Richard WAGNER (1813-1883)
Lohengrin - opera in three acts (1850) [139.00]
Lohengrin - Plácido Domingo
König Heinrich der Vogler - Robert Lloyd
Elsa - Cheryl Studer
Ortrud - Dunja Vejzovic
Telramund - Hartmut Welker
Der Heerrufer des Königs - Georg Tichy
Orchestra of the Österreichische Bundestheater/Ralf Hossfeld
Chorus and Orchestra of Wiener Staatsoper/Claudio Abbado
rec. live, Wiener Staatsoper, 1990
Stage Directed by Wolfgang Weber
Set Design by Rudolf and Reinhard Heinrich
Video Director - Brian Large
Sound Format: PCM Stereo
Picture Format: 4:3
DVD Format: 2 DVD NTSC
Region Code: 0 (All region)
Subtitle Languages: German (Original Language), England, French, Italian, Spanish
ARTHAUS MUSIK 100 957 [2 DVDs: 219:00]
Lohengrin is a romantic opera in three acts composed and written by Richard Wagner; for those who might confuse it with something else! The story comes straight out of medieval German romance, particularly Wolfram von Eschenbach’s Parzival and its sequel, Lohengrin, written by someone else but itself inspired by the twelfth-century epic, Garin le Loherain. It is part of the ‘Swan Knight’ tradition. For those who have never heard the name of this opera the most instantly recognizable part is the ‘Bridal Chorus’, better known as Here Comes the Bride and frequently played at weddings in the West.

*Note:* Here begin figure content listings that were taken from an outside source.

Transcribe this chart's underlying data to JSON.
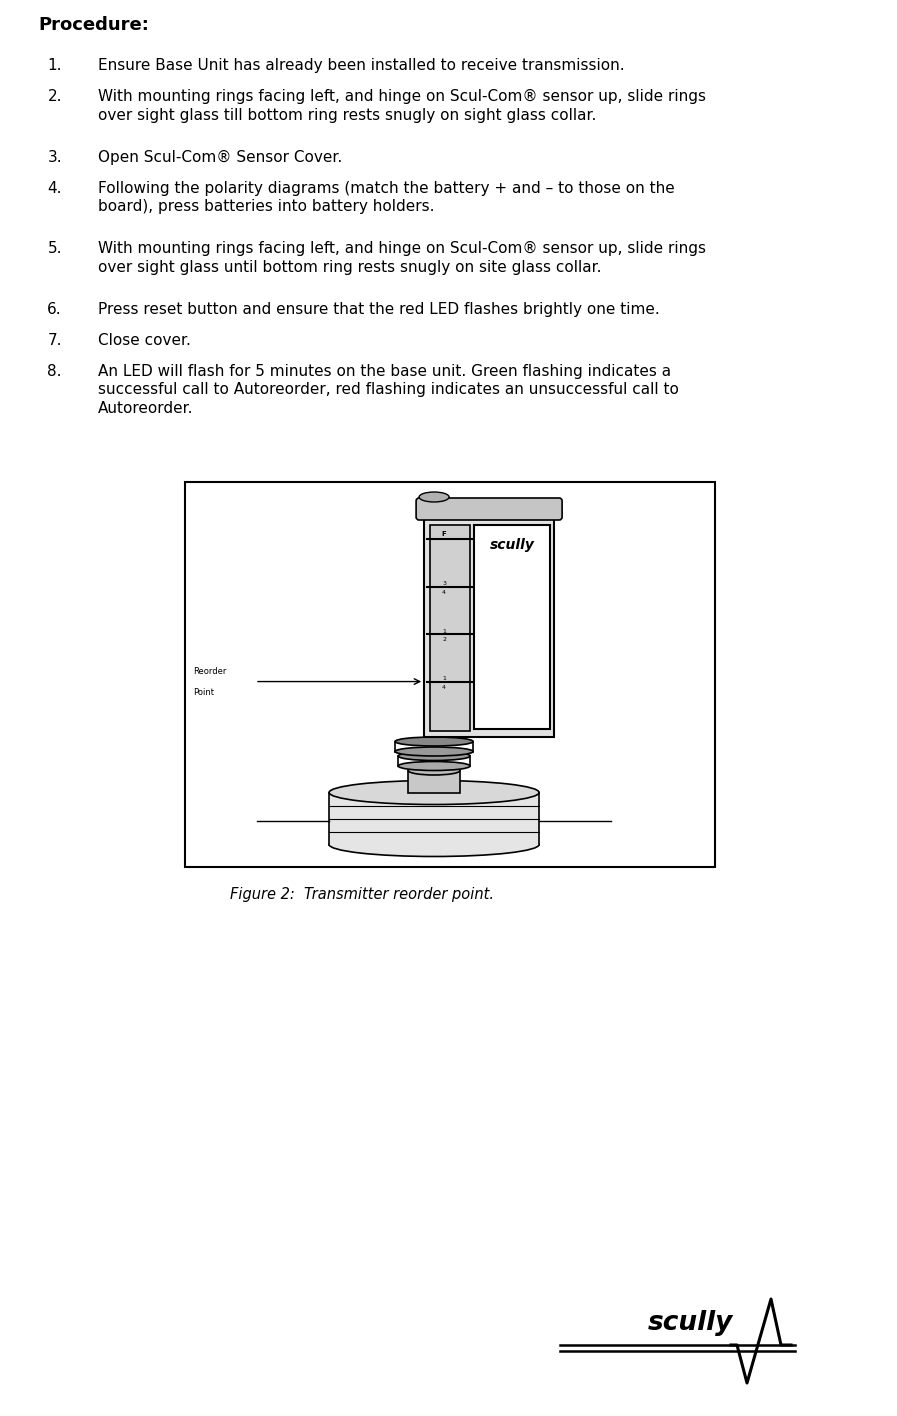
{
  "title": "Procedure:",
  "steps": [
    "Ensure Base Unit has already been installed to receive transmission.",
    "With mounting rings facing left, and hinge on Scul-Com® sensor up, slide rings\nover sight glass till bottom ring rests snugly on sight glass collar.",
    "Open Scul-Com® Sensor Cover.",
    "Following the polarity diagrams (match the battery + and – to those on the\nboard), press batteries into battery holders.",
    "With mounting rings facing left, and hinge on Scul-Com® sensor up, slide rings\nover sight glass until bottom ring rests snugly on site glass collar.",
    "Press reset button and ensure that the red LED flashes brightly one time. ",
    "Close cover.",
    "An LED will flash for 5 minutes on the base unit. Green flashing indicates a\nsuccessful call to Autoreorder, red flashing indicates an unsuccessful call to\nAutoreorder."
  ],
  "figure_caption": "Figure 2:  Transmitter reorder point.",
  "background_color": "#ffffff",
  "text_color": "#000000",
  "title_fontsize": 13,
  "body_fontsize": 11
}
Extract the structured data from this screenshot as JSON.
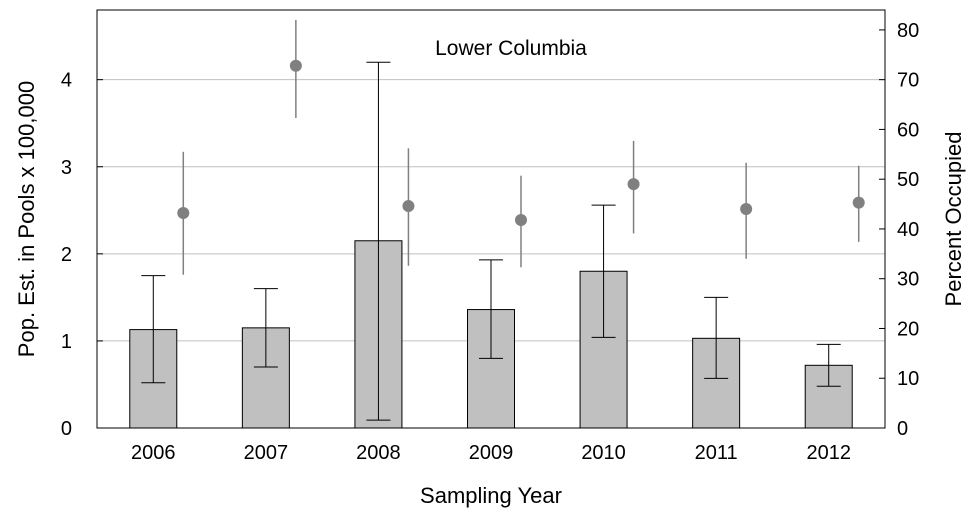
{
  "chart_data": {
    "type": "bar",
    "title": "Lower Columbia",
    "xlabel": "Sampling Year",
    "ylabel_left": "Pop. Est. in Pools x 100,000",
    "ylabel_right": "Percent Occupied",
    "categories": [
      "2006",
      "2007",
      "2008",
      "2009",
      "2010",
      "2011",
      "2012"
    ],
    "ylim_left": [
      0,
      4.8
    ],
    "ylim_right": [
      0,
      84
    ],
    "yticks_left": [
      "0",
      "1",
      "2",
      "3",
      "4"
    ],
    "yticks_right": [
      "0",
      "10",
      "20",
      "30",
      "40",
      "50",
      "60",
      "70",
      "80"
    ],
    "grid": true,
    "series": [
      {
        "kind": "bar",
        "axis": "left",
        "values": [
          1.13,
          1.15,
          2.15,
          1.36,
          1.8,
          1.03,
          0.72
        ],
        "err_low": [
          0.52,
          0.7,
          0.09,
          0.8,
          1.04,
          0.57,
          0.48
        ],
        "err_high": [
          1.75,
          1.6,
          4.2,
          1.93,
          2.56,
          1.5,
          0.96
        ]
      },
      {
        "kind": "point",
        "axis": "right",
        "values": [
          43.2,
          72.8,
          44.6,
          41.8,
          49.0,
          44.0,
          45.3
        ],
        "err_low": [
          30.8,
          62.3,
          32.6,
          32.3,
          39.1,
          34.0,
          37.4
        ],
        "err_high": [
          55.5,
          82.0,
          56.2,
          50.7,
          57.7,
          53.3,
          52.7
        ]
      }
    ],
    "colors": {
      "bar": "#c0c0c0",
      "point": "#808080",
      "grid": "#c0c0c0"
    }
  }
}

According to Wagner we are in Antwerp, on the Scheldt in the first half of the 10th century. For their uber-traditional 1990 production at the Vienna State Opera, Wolfgang Weber and his stage designers Rudolf and Reinhard Heinrich took this stage instruction very seriously indeed. The stage pictures seemingly come straight off the walls of King Ludwig’s fantasy castle, Neuschwanstein. There is an extraordinarily old-fashioned - it is only just over 20 years ago after all! - look to the heavy costumes and the three-dimensional sets. It could be the look of a Lohengrin from anytime from 1850 onwards. We are clearly in the Middle Ages and it is all very gloomy, with mostly muted colours and dark backdrops. Elsa is swathed like a novitiate from a convent. Lohengrin appears against a large swan silhouette in white and a hint of shiny armour, clutching his almost ever-present sword.

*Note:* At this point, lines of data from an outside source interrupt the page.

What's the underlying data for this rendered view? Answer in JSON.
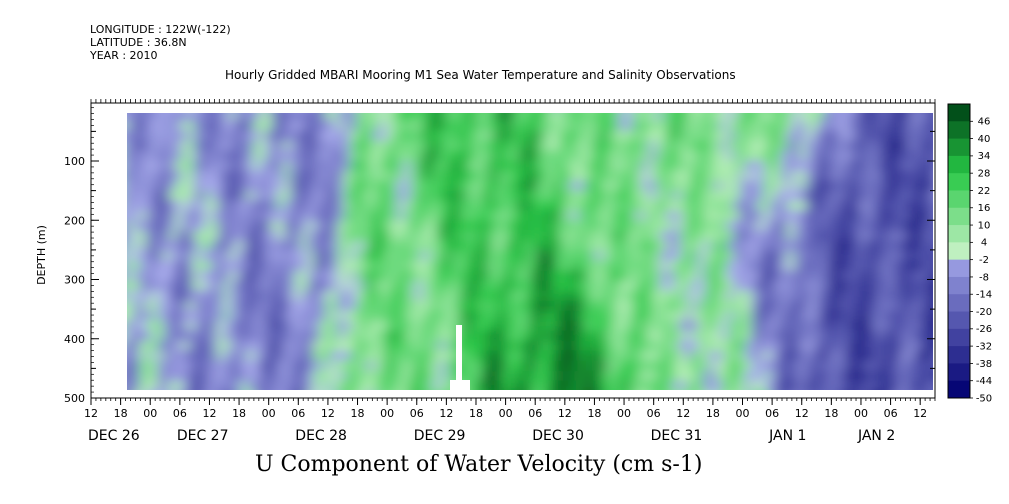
{
  "header": {
    "longitude": "LONGITUDE : 122W(-122)",
    "latitude": "LATITUDE : 36.8N",
    "year": "YEAR : 2010"
  },
  "subtitle": "Hourly Gridded MBARI Mooring M1 Sea Water Temperature and Salinity Observations",
  "title": "U Component of Water Velocity (cm s-1)",
  "chart_data": {
    "type": "heatmap",
    "title": "U Component of Water Velocity (cm s-1)",
    "ylabel": "DEPTH (m)",
    "xlabel": "",
    "y_reversed": true,
    "ylim": [
      0,
      500
    ],
    "xlim_hours": [
      -12,
      159
    ],
    "y_ticks": [
      "100",
      "200",
      "300",
      "400",
      "500"
    ],
    "y_tick_values": [
      100,
      200,
      300,
      400,
      500
    ],
    "x_hour_ticks": [
      "12",
      "18",
      "00",
      "06",
      "12",
      "18",
      "00",
      "06",
      "12",
      "18",
      "00",
      "06",
      "12",
      "18",
      "00",
      "06",
      "12",
      "18",
      "00",
      "06",
      "12",
      "18",
      "00",
      "06",
      "12",
      "18",
      "00",
      "06",
      "12"
    ],
    "x_hour_values": [
      -12,
      -6,
      0,
      6,
      12,
      18,
      24,
      30,
      36,
      42,
      48,
      54,
      60,
      66,
      72,
      78,
      84,
      90,
      96,
      102,
      108,
      114,
      120,
      126,
      132,
      138,
      144,
      150,
      156
    ],
    "x_day_labels": [
      "DEC 26",
      "DEC 27",
      "DEC 28",
      "DEC 29",
      "DEC 30",
      "DEC 31",
      "JAN  1",
      "JAN  2"
    ],
    "x_day_values": [
      -12,
      6,
      30,
      54,
      78,
      102,
      126,
      144
    ],
    "data_extent": {
      "x_start_hour": -5,
      "x_end_hour": 159,
      "depth_top": 15,
      "depth_bottom": 485
    },
    "colorbar_levels": [
      "46",
      "40",
      "34",
      "28",
      "22",
      "16",
      "10",
      "4",
      "-2",
      "-8",
      "-14",
      "-20",
      "-26",
      "-32",
      "-38",
      "-44",
      "-50"
    ],
    "colorbar_values": [
      46,
      40,
      34,
      28,
      22,
      16,
      10,
      4,
      -2,
      -8,
      -14,
      -20,
      -26,
      -32,
      -38,
      -44,
      -50
    ],
    "color_scale": {
      "min": -50,
      "max": 49,
      "low_color": "#000070",
      "mid_low": "#b0b4f2",
      "mid_high": "#bff0c0",
      "high_color": "#004a18"
    },
    "regions_description_values": [
      {
        "hour_center": 4,
        "depth_center": 220,
        "value": -6
      },
      {
        "hour_center": 14,
        "depth_center": 130,
        "value": -10
      },
      {
        "hour_center": 22,
        "depth_center": 320,
        "value": -12
      },
      {
        "hour_center": 52,
        "depth_center": 360,
        "value": 14
      },
      {
        "hour_center": 72,
        "depth_center": 250,
        "value": 24
      },
      {
        "hour_center": 80,
        "depth_center": 400,
        "value": 36
      },
      {
        "hour_center": 96,
        "depth_center": 200,
        "value": 12
      },
      {
        "hour_center": 108,
        "depth_center": 300,
        "value": 8
      },
      {
        "hour_center": 128,
        "depth_center": 200,
        "value": -16
      },
      {
        "hour_center": 144,
        "depth_center": 250,
        "value": -28
      },
      {
        "hour_center": 150,
        "depth_center": 180,
        "value": -24
      },
      {
        "hour_center": 122,
        "depth_center": 60,
        "value": 14
      }
    ]
  }
}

There is very little stage direction or acting and the principals just stand around and do their best. This all makes for some considerable longueurs that the odd moments of dramatic conviction from the singers fail to alleviate. It is not helped by the rather static camerawork and too many close-ups. The most believable acting comes from Plácido Domingo as Lohengrin. This was his debut role at Hamburg State Opera in 1968 when he was just 27 (according to his official age). In Act III he can actually summon up genuine tenderness towards Elsa and real tears when she betrays him. His diction is OK but whether it often is proper German is doubtful. If you were unfamiliar with what he should be singing it probably will not matter. His performance convinces with its burnished heroism, though he lacks the ability to rein in his attack for the more visionary quieter moments.

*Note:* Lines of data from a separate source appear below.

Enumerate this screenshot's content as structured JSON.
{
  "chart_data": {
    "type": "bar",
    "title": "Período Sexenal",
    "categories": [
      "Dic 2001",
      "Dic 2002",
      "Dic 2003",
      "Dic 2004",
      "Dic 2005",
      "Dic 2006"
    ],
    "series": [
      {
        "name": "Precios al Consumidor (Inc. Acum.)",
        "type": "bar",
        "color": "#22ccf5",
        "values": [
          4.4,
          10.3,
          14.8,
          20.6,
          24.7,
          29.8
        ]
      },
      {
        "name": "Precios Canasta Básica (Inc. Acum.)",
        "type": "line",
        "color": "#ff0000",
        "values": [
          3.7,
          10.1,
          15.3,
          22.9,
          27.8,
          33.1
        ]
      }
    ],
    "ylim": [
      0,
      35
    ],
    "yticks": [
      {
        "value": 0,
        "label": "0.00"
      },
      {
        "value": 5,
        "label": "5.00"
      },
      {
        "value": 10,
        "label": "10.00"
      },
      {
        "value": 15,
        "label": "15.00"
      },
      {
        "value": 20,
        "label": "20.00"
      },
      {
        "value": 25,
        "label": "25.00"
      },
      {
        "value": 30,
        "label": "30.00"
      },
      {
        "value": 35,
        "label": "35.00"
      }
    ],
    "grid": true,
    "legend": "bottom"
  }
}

Cheryl Studer is a vocally affecting and secure Elsa, but she has a much heavier, more Italianate, voice than would be cast in 2012. She is however a rather passive presence on stage, though Dunja Vejzovic is much worse as Ortrud. She looks as though someone forgot to tell her it was not a concert performance … throwing a right arm out from time-to-time isn’t good enough now, and should not have been in 1990. Another singer totally lacking in charisma is Robert Lloyd as King Henry who looks and sounds a little bored with what is going on around him - matching the emotions of those watching this DVD! Georg Tichy is a sturdy Herald and Harmut Welker growls away whilst typically ‘chewing the scenery’ as Telramund.
This is a re-release - with no bonus material - of this broadcast that first came out on DVD about 10 years ago and there does not appear to have been any re-mastering of pictures or sound and both are showing their age … despite it being only twenty+ years ago. This all tends to occlude the contribution of a fine chorus.
The best recommendation for this Lohengrin is as the antidote - for Wagner traditionalists - to the rat-infested Hans Neuenfels’s 2010 Bayreuth production that has recently come out on Opus Arte DVD for the first time. Another selling point is the presence of Claudio Abbado, at that time music director of Vienna State Opera, conducting the members of the Vienna Philharmonic that play for the opera. There is a transparent beauty through all the acts and he is supportive of all his singers, giving them time to breathe - something that doesn’t always happen in these more modern times. That said, for all its wonderful detail a little more intensity and forward momentum at critical times would not have gone amiss. However I suspect it sounded glorious in the theatre and enough of that remains on this release - from singers and orchestra - to add it to your collection if you do not already have a version of it.
Jim Pritchard 
For all its wonderful detail a little more intensity and forward momentum at critical times would not have gone amiss.